At 6:53, I went outside Ascension, where my class regularly meets, and saw Paddington Bear. “Paddington Bear,” I said, “do you know if we’re supposed to meet at the Gallery today?” Paddington told me that he kinda remembers that we were supposed to. We looked at the classroom window: it’s dark inside. I bopped on into Ascension to see if there was a note left on the door, but there was not. I then recalled that I had a friend who works at the Gallery, Matilda from Matilda and told me about what was happening that night. “My friend, Matilda from Matilda, told me that there’s some artist talk at 7:00 about some Soviet-inspired Middle Eastern war rugs or something at the Gallery. Maybe we’re supposed to go to that?” Soviet rugs, Soviet books, not a huge mental leap there! Paddington and I talked this over and we decided to wait until 6:57 and walk over to the Gallery if no one has showed up by then.
Well, time’s arrow marches forward, and sure enough 6:57 came around. At this point, two more confused classmates have shown up, Amelia Bedelia and Clark the Shark. We told them the whole story about the war rugs and how no one else is in the classroom and we decide to go to the Gallery. And we picked up another classmate—I dunno, like, Harry Potter or something—on the way.

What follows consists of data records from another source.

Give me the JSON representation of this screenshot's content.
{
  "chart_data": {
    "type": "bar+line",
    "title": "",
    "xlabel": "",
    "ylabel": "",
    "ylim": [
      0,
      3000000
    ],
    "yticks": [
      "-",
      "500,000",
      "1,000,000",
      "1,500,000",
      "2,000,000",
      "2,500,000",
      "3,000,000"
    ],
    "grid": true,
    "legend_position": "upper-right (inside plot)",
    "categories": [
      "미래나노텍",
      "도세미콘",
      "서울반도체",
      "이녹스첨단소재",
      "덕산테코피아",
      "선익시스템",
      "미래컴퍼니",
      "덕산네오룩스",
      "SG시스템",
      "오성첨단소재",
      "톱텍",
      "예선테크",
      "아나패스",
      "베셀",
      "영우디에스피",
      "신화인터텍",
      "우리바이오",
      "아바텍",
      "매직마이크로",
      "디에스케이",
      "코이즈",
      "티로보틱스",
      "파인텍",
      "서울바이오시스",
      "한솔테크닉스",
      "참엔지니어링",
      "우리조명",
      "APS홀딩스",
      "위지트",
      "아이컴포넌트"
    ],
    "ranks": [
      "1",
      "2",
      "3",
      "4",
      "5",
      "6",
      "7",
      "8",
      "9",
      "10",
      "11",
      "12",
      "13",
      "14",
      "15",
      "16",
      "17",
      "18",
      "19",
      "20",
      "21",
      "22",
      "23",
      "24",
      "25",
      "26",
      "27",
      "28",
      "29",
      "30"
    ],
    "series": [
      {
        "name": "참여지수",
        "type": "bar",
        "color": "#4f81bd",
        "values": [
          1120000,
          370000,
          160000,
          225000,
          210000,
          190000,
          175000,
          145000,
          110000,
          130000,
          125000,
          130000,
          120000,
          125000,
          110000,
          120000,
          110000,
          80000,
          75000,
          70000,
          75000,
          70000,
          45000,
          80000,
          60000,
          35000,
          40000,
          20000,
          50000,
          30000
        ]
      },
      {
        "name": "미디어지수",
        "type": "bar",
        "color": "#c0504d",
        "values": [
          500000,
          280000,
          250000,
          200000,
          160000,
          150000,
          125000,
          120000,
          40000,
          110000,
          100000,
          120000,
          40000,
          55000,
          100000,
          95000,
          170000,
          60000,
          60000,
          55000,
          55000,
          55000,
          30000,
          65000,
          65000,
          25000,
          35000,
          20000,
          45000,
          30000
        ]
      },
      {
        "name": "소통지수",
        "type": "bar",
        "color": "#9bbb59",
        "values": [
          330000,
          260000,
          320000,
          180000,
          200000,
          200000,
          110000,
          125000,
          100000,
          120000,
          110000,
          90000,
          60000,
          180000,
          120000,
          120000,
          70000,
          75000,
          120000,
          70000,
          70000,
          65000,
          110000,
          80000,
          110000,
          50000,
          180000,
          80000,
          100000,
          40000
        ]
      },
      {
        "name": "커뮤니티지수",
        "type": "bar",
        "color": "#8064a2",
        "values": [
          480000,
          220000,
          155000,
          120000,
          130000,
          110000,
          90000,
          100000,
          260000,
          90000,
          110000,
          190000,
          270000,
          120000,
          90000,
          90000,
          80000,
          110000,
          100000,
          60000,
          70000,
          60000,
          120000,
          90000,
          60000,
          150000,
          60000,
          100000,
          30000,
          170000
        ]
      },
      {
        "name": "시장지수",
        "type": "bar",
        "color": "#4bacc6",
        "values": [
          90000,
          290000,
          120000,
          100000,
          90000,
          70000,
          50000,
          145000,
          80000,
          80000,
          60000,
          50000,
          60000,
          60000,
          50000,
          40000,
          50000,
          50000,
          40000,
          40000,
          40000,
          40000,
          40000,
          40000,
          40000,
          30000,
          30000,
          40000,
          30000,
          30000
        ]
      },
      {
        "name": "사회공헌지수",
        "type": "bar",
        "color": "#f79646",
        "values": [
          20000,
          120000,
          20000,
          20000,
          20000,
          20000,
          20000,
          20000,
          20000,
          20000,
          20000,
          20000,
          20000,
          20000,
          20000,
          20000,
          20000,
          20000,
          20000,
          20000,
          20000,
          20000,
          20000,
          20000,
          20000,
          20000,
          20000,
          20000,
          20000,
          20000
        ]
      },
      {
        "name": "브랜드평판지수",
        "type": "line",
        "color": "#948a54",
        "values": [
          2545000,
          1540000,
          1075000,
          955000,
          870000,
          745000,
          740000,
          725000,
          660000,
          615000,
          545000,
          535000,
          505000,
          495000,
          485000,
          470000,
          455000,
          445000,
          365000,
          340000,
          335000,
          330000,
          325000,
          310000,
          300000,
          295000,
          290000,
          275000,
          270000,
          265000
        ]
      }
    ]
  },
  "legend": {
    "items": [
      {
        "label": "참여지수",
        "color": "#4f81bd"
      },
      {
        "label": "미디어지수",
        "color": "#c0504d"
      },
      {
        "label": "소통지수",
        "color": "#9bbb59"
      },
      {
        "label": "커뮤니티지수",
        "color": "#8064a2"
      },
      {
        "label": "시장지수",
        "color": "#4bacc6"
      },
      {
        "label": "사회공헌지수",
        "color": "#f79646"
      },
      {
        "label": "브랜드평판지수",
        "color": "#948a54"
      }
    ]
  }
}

We got in place for the artist talk and realize that half of our class was not there and our professor was also not there. So we were probably not supposed to be there. But before we could band together and leave, the talk started, at which point we were entrapped by social code. The talk itself was fine, the rugs were pretty cool. They had helicopters and drones and guns and stuff on them but done in a very traditional style. But the whole time all I was thinking about is how I had, like a reverse Orpheus, dragged a good chunk of my classmates to the underworld and left them there to rot. The talk ended at 8:00, 60 whole minutes after the beginning of class, and we made our way over to Ascension and prepare what we were going to say to Prof. Longstocking. Everyone in class, where they were actually supposed to be, was silent in thought when we walked in and, upon seeing literally half of the class walking in over an hour late, had a collective “Whaaaaat?” moment.